Cass put her head back against the window and closed her eyes. No, she wasn’t quite well, but she thought the rice powder she’d rubbed into the purple circles under her eyes had disguised the fact. There was nothing really wrong; it was only that her life was in such turmoil. She never knew what sort of mood Riordan would be in when they met, publ
icly or privately. Usually he was vile, but sometimes he surprised her by being extraordinarily gentle, almost as if he didn’t despise her after all. And like a child, or a puppy, she would invariably drop her guard and respond warmly to him on those occasions, only to regret it the next time he was vile again.
As for Wade, she met him as infrequently as she could without raising his suspicions—or Mr. Quinn’s ire. He’d never hurt her again the way he had that first night, but her fear that he would kept her constantly on edge. She’d been too angry at first, then too ashamed, to mention the incident to Riordan, but she’d made a secret vow that if Wade tried to touch her like that again, she would not allow it, even if it meant aborting her role in the plot against him.
Her decadent new life had caused her to reverse day and night; she was seldom in bed before dawn, and usually slept until afternoon—or more precisely, lay there until afternoon, fretting and brooding, trying to understand what she’d gotten herself into and wondering how much longer she could endure it. When she did sleep, she had bad dreams. She’d lost her appetite. And today was her birthday and no one cared.
Other than that, she thought dryly, everything was perfectly fine.
Now what did Riordan want her to read? she wondered on a tired sigh, settling herself more comfortably. Talking about books was almost the only way they communicated anymore without quarreling—a circumstance she would not have thought possible a month ago. She, Cass Merlin, a reader! She shook her head in weary wonder and read the title page. Reflections on the Revolution in France, by Edmund Burke. Burke, Burke. The name sounded familiar, but she couldn’t quite place it. She smoothed the pages on her lap and started to read.
Two hours later Riordan walked into the library and went straight to his desk. He rummaged through the piles of papers and letters littering the top, looking for a speech he wanted to show his friend Spencer. A sound drew his attention to the windowseat.
Cass.

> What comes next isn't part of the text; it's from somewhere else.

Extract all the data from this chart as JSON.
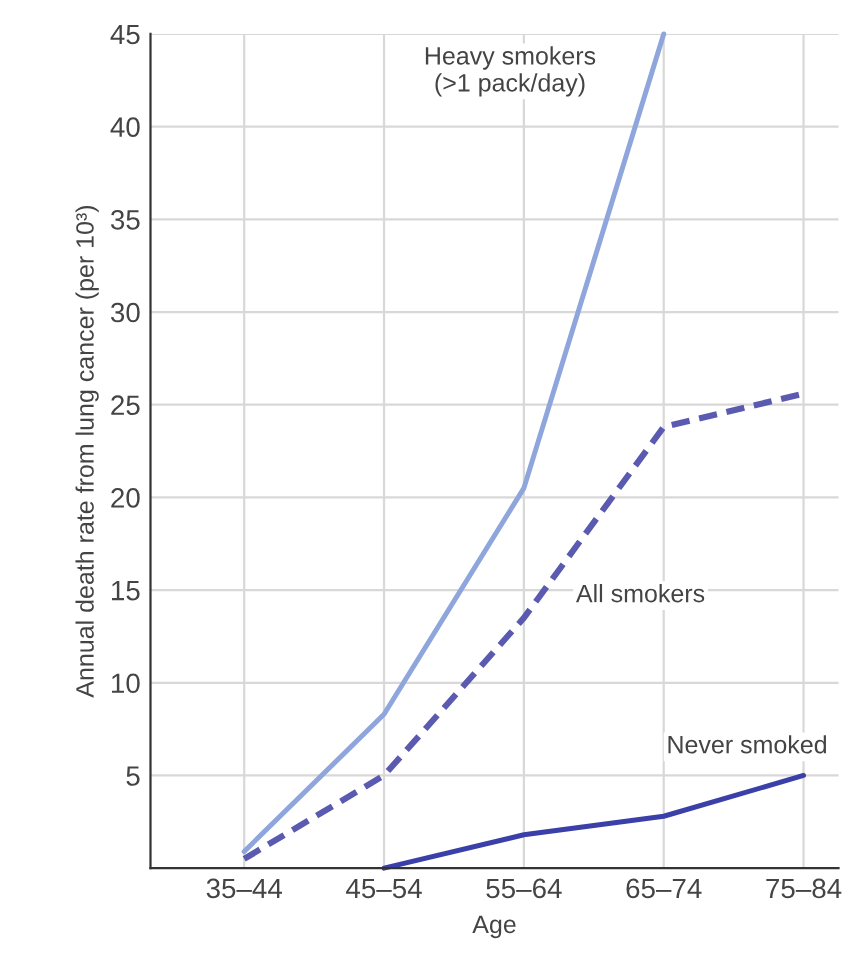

He hadn’t thought she’d wait for him this long; he felt a ridiculous lightness in his chest at the sight of her. She was asleep, still sitting up but slumped sideways, one shoulder pressed against the wall in an uncomfortable-looking position. He went closer, quietly, and stood before her with his hands in his pockets. She was breathing softly through parted lips; the white of her eyelids looked naked and unguarded. She mumbled something and he went very still, hardly breathing, hoping she wouldn’t wake. A long, silky strand of black hair had fallen from the loose knot on top of her head; moving closer, he took it between his fingers and massaged the cool sleekness, remembering.